Deux
compositeurs pour une même partition. Qui fit quoi alors ? "Le
secret de notre collaboration ? Il n'y en a pas. La main gauche. La main
droite." confiaient ironiquement Ibert et Honegger, ramenant avec raison
de six à cinq actes la pièce de Rostand.
Un secret jalousement gardé
? Un secret de polichinelle oui... Qu'il nous soit permis de supputer qu'Ibert
transpire allègrement dans les plages sentimentales et Honegger
dans les passages d'héroïsme comme cette hallucinante évocation
de la bataille de Wagram. C'est à Gunsbourg que l'on doit le partage
de l'oeuvre : "Il n'y en a qu'un pour faire les batailles, c'est Honegger".
Dont acte...
Alors cet Aiglon, que donne-t-il
? Des pages au charme indubitable. Le métier est toujours présent,
la facilité aussi avec l'insertion de chants patriotiques ou de
comptines enfantines. On sent que les deux musiciens maîtrisent toutes
les ressources et ficelles de leur technique comme en témoigne le
naturel de la déclamation lyrique. Traitée à la manière
des images d'Epinal, l'oeuvre est intense, pathétique, directe.
Reconnaissons également qu'avec
habileté et finesse, le chirurgien-librettiste Henri Caïn s'est
tiré d'affaire avec brio, même si son texte ne peut toujours
respecter le rythme dramatique du poète marseillais, entre panache
et rouerie du verbe propres à faire pleurer Margot.
Bref, sur un texte suranné
parfois bien proche de l'opérette, voici un drame mi-aristocratique,
mi populaire mêlant adroitement les deux genres, une viennoiserie
sucrée salée à point pour faire rêver le petit
peuple toujours amoureux des brillants salons. Si en plus l'infortuné
et tuberculeux Roi de Rome (et pour certains fils du "Boucher de l'Europe")
en est le héros...
C'est avec plaisir que l'on salue
ici le retour de Patrice-Caurier et Moshe Leiser.
Le talentueux tandem (n'oublions
pas les décors signés Fenouillat et les costumes de Cavalca)
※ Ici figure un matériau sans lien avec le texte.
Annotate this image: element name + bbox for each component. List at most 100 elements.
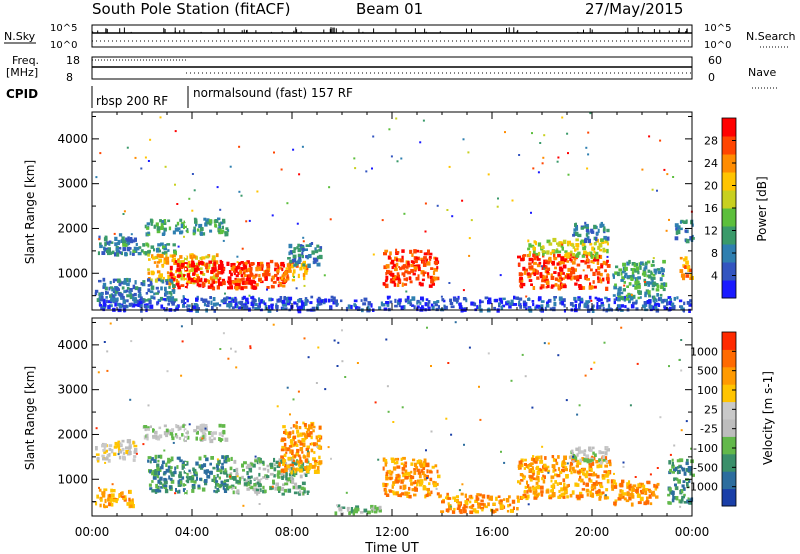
data-cell [254, 307, 258, 310]
data-cell [529, 273, 532, 277]
data-cell [149, 460, 152, 464]
data-cell [679, 256, 683, 260]
data-cell [683, 471, 687, 476]
data-cell [289, 250, 293, 255]
noise-cell [219, 348, 222, 350]
data-cell [433, 267, 436, 272]
data-cell [269, 472, 274, 476]
data-cell [120, 251, 123, 256]
data-cell [598, 277, 602, 281]
data-cell [266, 264, 271, 269]
data-cell [130, 237, 133, 242]
data-cell [243, 271, 246, 275]
data-cell [196, 266, 199, 271]
data-cell [303, 489, 306, 494]
data-cell [310, 435, 313, 440]
data-cell [637, 483, 641, 488]
data-cell [548, 242, 553, 246]
data-cell [147, 250, 151, 255]
data-cell [621, 296, 625, 301]
data-cell [387, 476, 392, 480]
data-cell [288, 445, 292, 448]
data-cell [647, 283, 651, 287]
data-cell [213, 489, 216, 493]
noise-cell [525, 295, 528, 298]
data-cell [248, 279, 252, 284]
data-cell [524, 458, 527, 462]
data-cell [401, 492, 405, 496]
data-cell [606, 228, 610, 233]
data-cell [313, 469, 318, 474]
y-tick-label: 1000 [57, 266, 88, 280]
data-cell [411, 475, 415, 480]
data-cell [682, 308, 685, 313]
data-cell [117, 446, 121, 451]
data-cell [477, 504, 481, 509]
data-cell [404, 298, 408, 302]
data-cell [648, 299, 652, 304]
data-cell [385, 283, 389, 289]
data-cell [569, 275, 573, 278]
data-cell [316, 470, 320, 474]
data-cell [200, 466, 204, 470]
data-cell [605, 488, 609, 492]
data-cell [397, 494, 401, 497]
data-cell [133, 455, 137, 458]
data-cell [258, 297, 261, 302]
data-cell [536, 258, 541, 261]
data-cell [146, 222, 151, 226]
data-cell [169, 432, 174, 436]
data-cell [675, 486, 679, 490]
data-cell [671, 462, 674, 467]
data-cell [405, 476, 409, 480]
noise-cell [278, 281, 281, 284]
data-cell [402, 456, 406, 460]
data-cell [590, 459, 594, 462]
data-cell [226, 473, 229, 478]
data-cell [575, 456, 578, 461]
data-cell [626, 261, 630, 266]
data-cell [258, 460, 263, 464]
data-cell [277, 486, 281, 491]
data-cell [230, 267, 235, 271]
data-cell [270, 304, 274, 308]
data-cell [257, 305, 261, 308]
data-cell [116, 252, 120, 257]
data-cell [499, 300, 504, 304]
data-cell [258, 457, 261, 462]
data-cell [218, 281, 222, 286]
data-cell [574, 303, 577, 309]
data-cell [679, 465, 682, 468]
data-cell [275, 305, 279, 309]
data-cell [581, 254, 585, 258]
data-cell [128, 450, 132, 455]
data-cell [157, 278, 161, 282]
data-cell [281, 445, 285, 450]
data-cell [588, 473, 592, 477]
data-cell [193, 280, 197, 283]
noise-cell [227, 357, 230, 360]
data-cell [100, 306, 104, 310]
data-cell [280, 448, 285, 452]
data-cell [293, 472, 296, 478]
data-cell [181, 433, 184, 437]
data-cell [105, 449, 108, 453]
data-cell [688, 308, 691, 313]
data-cell [279, 276, 283, 280]
data-cell [585, 301, 589, 305]
data-cell [292, 485, 295, 489]
data-cell [152, 429, 155, 433]
data-cell [436, 266, 439, 270]
data-cell [218, 264, 222, 269]
data-cell [629, 297, 634, 301]
data-cell [407, 263, 411, 268]
data-cell [116, 443, 120, 448]
data-cell [576, 253, 580, 257]
data-cell [133, 450, 137, 454]
data-cell [420, 296, 424, 301]
data-cell [316, 262, 321, 267]
data-cell [598, 305, 602, 309]
data-cell [129, 251, 132, 256]
colorbar-tick-label: 500 [697, 365, 718, 378]
data-cell [571, 490, 575, 495]
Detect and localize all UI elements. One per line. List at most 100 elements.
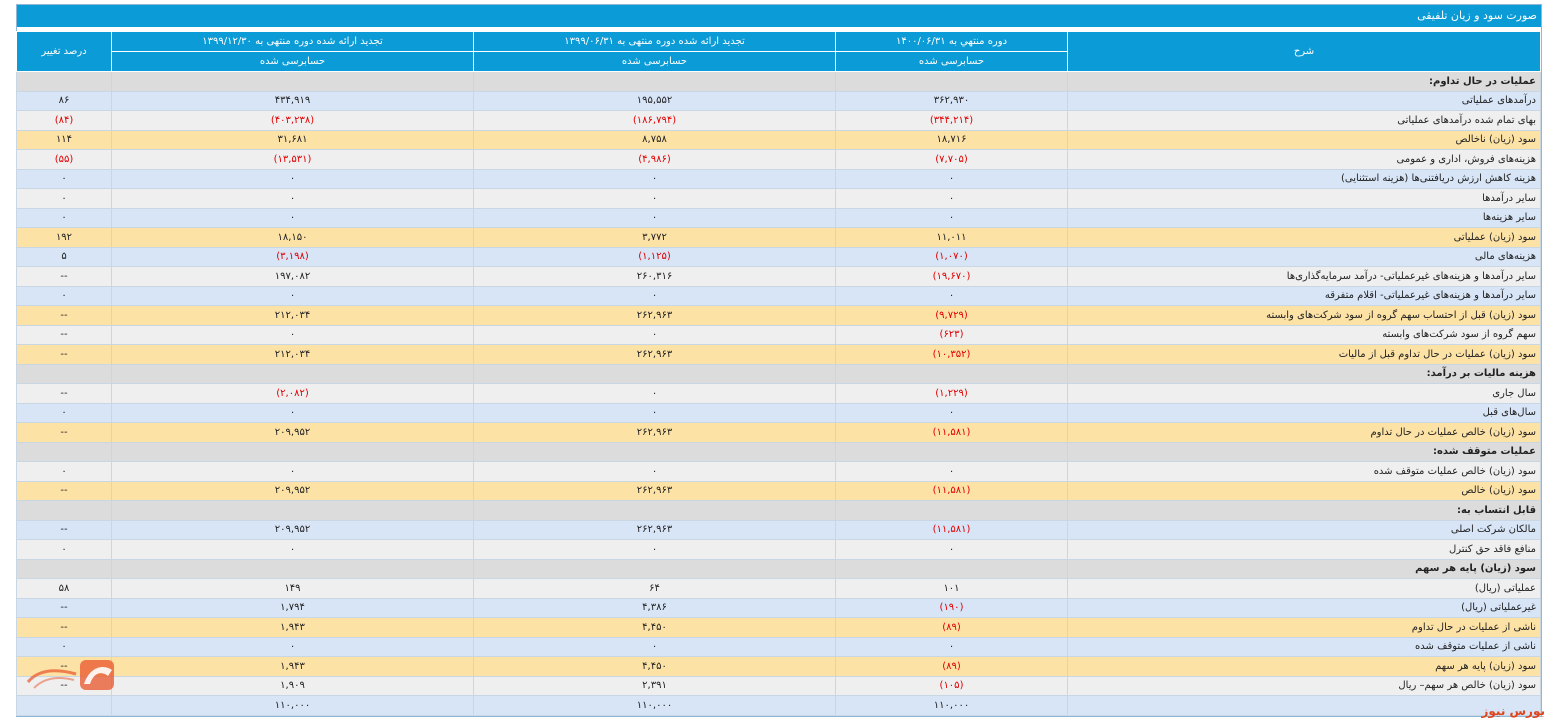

vient de signer dans la cité phocéenne sans aucun doute LE
spectacle de l'année car bourré de théâtre,
de vie, de lumières (Christophe Forey), de vérité
(un bémol pour les chaussures de drag queen portées
par certains), d'intelligence, d'amour tout simplement.
Certains tableaux comme le monologue
de Metternich/Nosferatu ou les apparitions cadavériques à
Wagram (avec des masques sortis du J'accuse de Gance) sont réellement
terrifiants, la mort de l'Aiglon poignante dans sa vérité
nue.
Une création marseillaise
réussie en tous points !
Tout repose ici, on le sait, sur
le choix du protagoniste. Alexia Cousin possède la voix du rôle,
de la présence, de la conviction, de la prestance, elle impose avec
grâce un personnage plein de force fragile, de difficulté
d'être, d'enthousiasme et de refus. Elle ne mérite que des
éloges.
Autre rôle en or : Flambeau,
l'ancien grognard devenu laquais/conspirateur puis martyre. Irrésistible
de conviction, de naturel, bon comédien, Alain Vernhes emporte l'adhésion
la plus complète.
Belle surprise aussi avec le cauteleux
Metternich de Marc Barrard. Une stature, un format vocal impressionnant,
tout de flammes haineuses, d'autorité inquiétante, de rage
extériorisée. Une grande et belle composition à l'actif
du baryton nîmois.
Pertinentes interventions du reste
du plateau : Charles Burles (Gentz) cabotine avec esprit, Brigitte Fournier
coule avec la limpidité d'une " Petite Source"... Impossible de
les citer tous.
Dans la fosse, Patrick Davin livre
une exécution fine et nuancée de cet opéra qui pourra
certes plaire par son lyrisme aisé, mais ne sera jamais le chef-d'oeuvre
immortel qu'on voudrait bien nous faire croire.